Corruption Passive et Narcotrafic : Lecornu Annonce un Durcissement des Sanctions
Lors des questions au gouvernement au Sénat, ce mercredi 8 juillet, le Premier ministre Sébastien Lecornu a annoncé le dépôt prochain d’un projet de loi visant à renforcer les sanctions contre les agents de l’État impliqués dans des actes de corruption passive liés au narcotrafic. Cette annonce fait suite à une question posée par le sénateur François Patriat (Renaissance) et repose sur la notion juridique de corruption passive.
Sébastien Lecornu a souligné l’importance de lutter contre la corruption, affirmant : « Là où il y a tant d’argent, la tentation de corruption existe », en élargissant son propos à la corruption touchant divers acteurs, y compris des avocats et des banquiers. Il a précisé que la lutte contre ce phénomène devait se faire sur les plans politique, culturel et juridique. Le projet de loi, dont le contenu exact et la date de dépôt restent à préciser, devrait être concis, ne comportant qu’un seul article.
La question de la corruption est complexe, d’autant plus qu’il n’existe pas de recensement exhaustif des décisions de justice concernant les atteintes à la probité au niveau national.

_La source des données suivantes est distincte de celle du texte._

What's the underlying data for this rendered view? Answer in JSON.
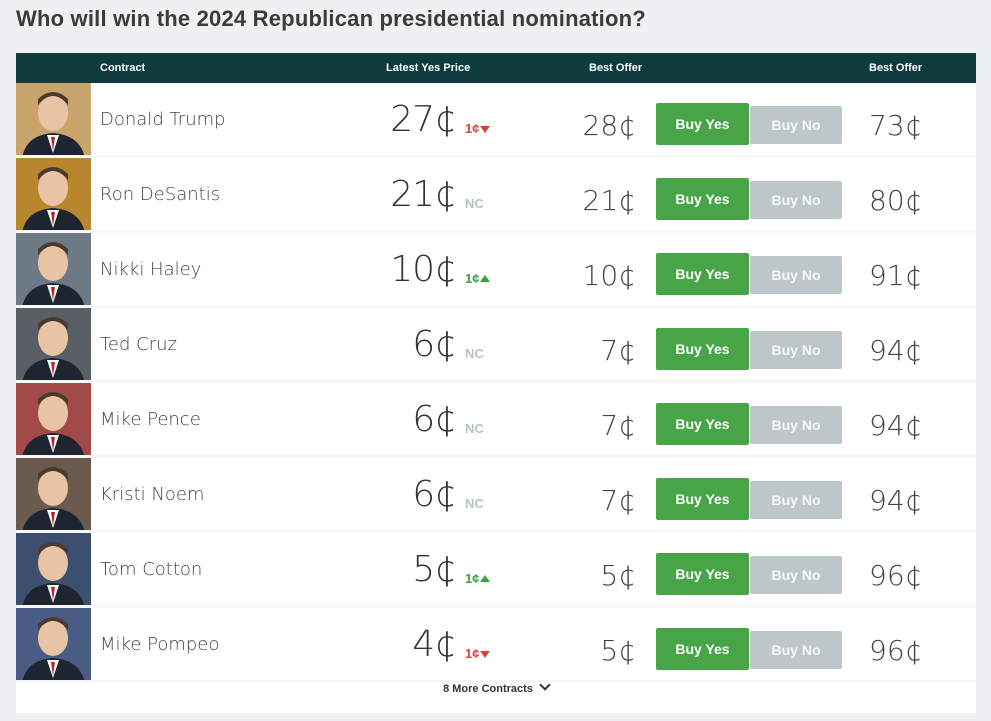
{
  "page_title": "Who will win the 2024 Republican presidential nomination?",
  "header": {
    "contract": "Contract",
    "latest_yes_price": "Latest Yes Price",
    "best_offer_yes": "Best Offer",
    "best_offer_no": "Best Offer"
  },
  "buttons": {
    "buy_yes": "Buy Yes",
    "buy_no": "Buy No"
  },
  "rows": [
    {
      "name": "Donald Trump",
      "price": "27¢",
      "change": "1¢",
      "direction": "down",
      "best_yes": "28¢",
      "best_no": "73¢",
      "photo_bg": "#c9a46a"
    },
    {
      "name": "Ron DeSantis",
      "price": "21¢",
      "change": "NC",
      "direction": "nc",
      "best_yes": "21¢",
      "best_no": "80¢",
      "photo_bg": "#b8862c"
    },
    {
      "name": "Nikki Haley",
      "price": "10¢",
      "change": "1¢",
      "direction": "up",
      "best_yes": "10¢",
      "best_no": "91¢",
      "photo_bg": "#6d7a86"
    },
    {
      "name": "Ted Cruz",
      "price": "6¢",
      "change": "NC",
      "direction": "nc",
      "best_yes": "7¢",
      "best_no": "94¢",
      "photo_bg": "#5a5f66"
    },
    {
      "name": "Mike Pence",
      "price": "6¢",
      "change": "NC",
      "direction": "nc",
      "best_yes": "7¢",
      "best_no": "94¢",
      "photo_bg": "#a24a4a"
    },
    {
      "name": "Kristi Noem",
      "price": "6¢",
      "change": "NC",
      "direction": "nc",
      "best_yes": "7¢",
      "best_no": "94¢",
      "photo_bg": "#6b5a4e"
    },
    {
      "name": "Tom Cotton",
      "price": "5¢",
      "change": "1¢",
      "direction": "up",
      "best_yes": "5¢",
      "best_no": "96¢",
      "photo_bg": "#3d4f6e"
    },
    {
      "name": "Mike Pompeo",
      "price": "4¢",
      "change": "1¢",
      "direction": "down",
      "best_yes": "5¢",
      "best_no": "96¢",
      "photo_bg": "#4a5c84"
    }
  ],
  "more_contracts": "8 More Contracts",
  "colors": {
    "header_bg": "#0e3b3e",
    "buy_yes": "#47a548",
    "buy_no": "#bdc6c8",
    "down": "#d9423a",
    "up": "#3ba040",
    "nc": "#b8c2c4"
  }
}
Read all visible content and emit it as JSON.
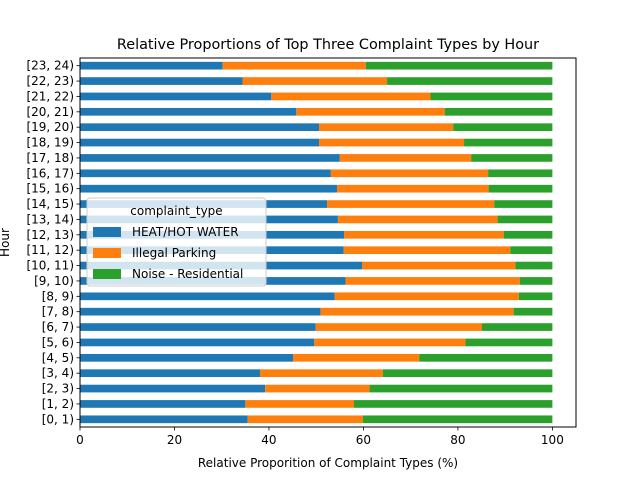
{
  "chart_data": {
    "type": "bar",
    "orientation": "horizontal",
    "stacked": true,
    "title": "Relative Proportions of Top Three Complaint Types by Hour",
    "xlabel": "Relative Proporition of Complaint Types (%)",
    "ylabel": "Hour",
    "xlim": [
      0,
      105
    ],
    "xticks": [
      0,
      20,
      40,
      60,
      80,
      100
    ],
    "grid": false,
    "categories": [
      "[0, 1)",
      "[1, 2)",
      "[2, 3)",
      "[3, 4)",
      "[4, 5)",
      "[5, 6)",
      "[6, 7)",
      "[7, 8)",
      "[8, 9)",
      "[9, 10)",
      "[10, 11)",
      "[11, 12)",
      "[12, 13)",
      "[13, 14)",
      "[14, 15)",
      "[15, 16)",
      "[16, 17)",
      "[17, 18)",
      "[18, 19)",
      "[19, 20)",
      "[20, 21)",
      "[21, 22)",
      "[22, 23)",
      "[23, 24)"
    ],
    "legend": {
      "title": "complaint_type",
      "placement": "center-left"
    },
    "series": [
      {
        "name": "HEAT/HOT WATER",
        "color": "#1f77b4",
        "values": [
          35.5,
          35.0,
          39.2,
          38.1,
          45.1,
          49.6,
          49.9,
          50.9,
          53.9,
          56.2,
          59.7,
          55.8,
          55.9,
          54.6,
          52.3,
          54.4,
          53.1,
          55.0,
          50.6,
          50.6,
          45.8,
          40.5,
          34.4,
          30.2
        ]
      },
      {
        "name": "Illegal Parking",
        "color": "#ff7f0e",
        "values": [
          24.4,
          23.0,
          22.1,
          26.0,
          26.7,
          32.0,
          35.2,
          40.9,
          39.0,
          36.9,
          32.5,
          35.3,
          33.8,
          33.8,
          35.4,
          32.1,
          33.3,
          27.8,
          30.7,
          28.4,
          31.4,
          33.7,
          30.6,
          30.3
        ]
      },
      {
        "name": "Noise - Residential",
        "color": "#2ca02c",
        "values": [
          40.1,
          42.0,
          38.7,
          35.9,
          28.2,
          18.4,
          14.9,
          8.2,
          7.1,
          6.9,
          7.8,
          8.9,
          10.3,
          11.6,
          12.3,
          13.5,
          13.6,
          17.2,
          18.7,
          21.0,
          22.8,
          25.8,
          35.0,
          39.5
        ]
      }
    ]
  }
}
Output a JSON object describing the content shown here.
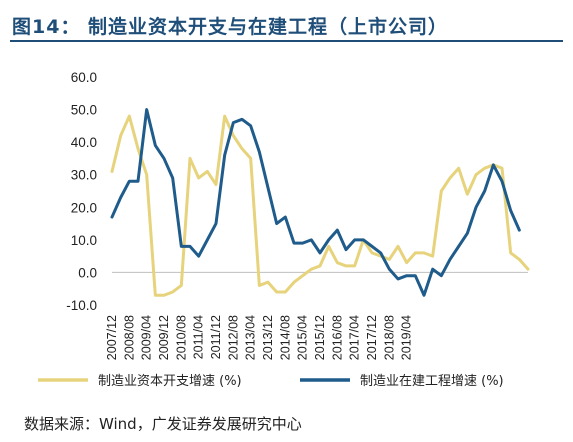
{
  "header": {
    "title": "图14：  制造业资本开支与在建工程（上市公司）"
  },
  "footer": {
    "source": "数据来源：Wind，广发证券发展研究中心"
  },
  "chart_data": {
    "type": "line",
    "title": "",
    "xlabel": "",
    "ylabel": "",
    "ylim": [
      -10,
      60
    ],
    "yticks": [
      -10,
      0,
      10,
      20,
      30,
      40,
      50,
      60
    ],
    "ytick_labels": [
      "-10.0",
      "0.0",
      "10.0",
      "20.0",
      "30.0",
      "40.0",
      "50.0",
      "60.0"
    ],
    "x_start": "2007/12",
    "x_step": "quarter",
    "x_tick_labels": [
      "2007/12",
      "2008/08",
      "2009/04",
      "2009/12",
      "2010/08",
      "2011/04",
      "2011/12",
      "2012/08",
      "2013/04",
      "2013/12",
      "2014/08",
      "2015/04",
      "2015/12",
      "2016/08",
      "2017/04",
      "2017/12",
      "2018/08",
      "2019/04"
    ],
    "x_tick_every": 2,
    "grid": false,
    "legend_position": "bottom",
    "series": [
      {
        "name": "制造业资本开支增速 (%)",
        "color": "#e6d37c",
        "values": [
          31,
          42,
          48,
          38,
          30,
          -7,
          -7,
          -6,
          -4,
          35,
          29,
          31,
          27,
          48,
          42,
          38,
          35,
          -4,
          -3,
          -6,
          -6,
          -3,
          -1,
          1,
          2,
          8,
          3,
          2,
          2,
          10,
          6,
          5,
          4,
          8,
          3,
          6,
          6,
          5,
          25,
          29,
          32,
          24,
          30,
          32,
          33,
          32,
          6,
          4,
          1
        ]
      },
      {
        "name": "制造业在建工程增速 (%)",
        "color": "#1f5c8b",
        "values": [
          17,
          23,
          28,
          28,
          50,
          39,
          35,
          29,
          8,
          8,
          5,
          10,
          15,
          36,
          46,
          47,
          45,
          37,
          26,
          15,
          17,
          9,
          9,
          10,
          6,
          10,
          13,
          7,
          10,
          10,
          8,
          6,
          1,
          -2,
          -1,
          -1,
          -7,
          1,
          -1,
          4,
          8,
          12,
          20,
          25,
          33,
          28,
          19,
          13
        ]
      }
    ]
  }
}
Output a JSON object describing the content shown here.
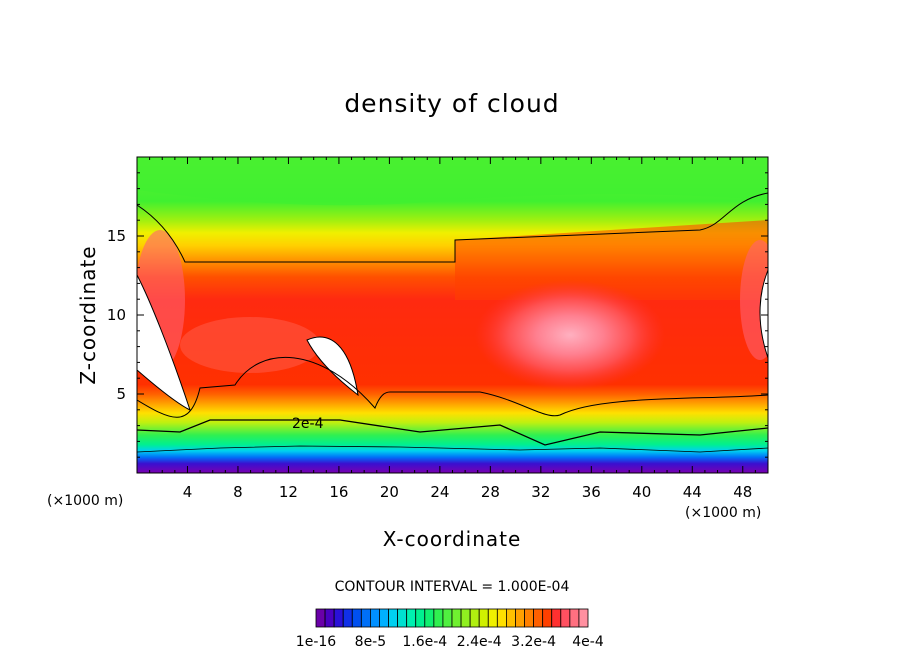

Selon l’Agence française anticorruption, le nombre d’affaires de corruption s’élevait à 934 en 2024, avec une tendance à l’augmentation depuis 2016. Les régions les plus touchées incluent la Corse, Provence-Alpes-Côte d’Azur, et l’Île-de-France, tandis que des territoires ultra-marins comme la Polynésie française et la Guadeloupe figurent également parmi les zones à risque.
En dépit de ces chiffres, il reste difficile de quantifier le nombre d’agents publics ayant conclu des pactes de corruption, notamment en lien avec le narcotrafic. Des affaires médiatisées, telles que la vente de fichiers de police à des narcotrafiquants, soulèvent des questions sur l’étendue de ce phénomène.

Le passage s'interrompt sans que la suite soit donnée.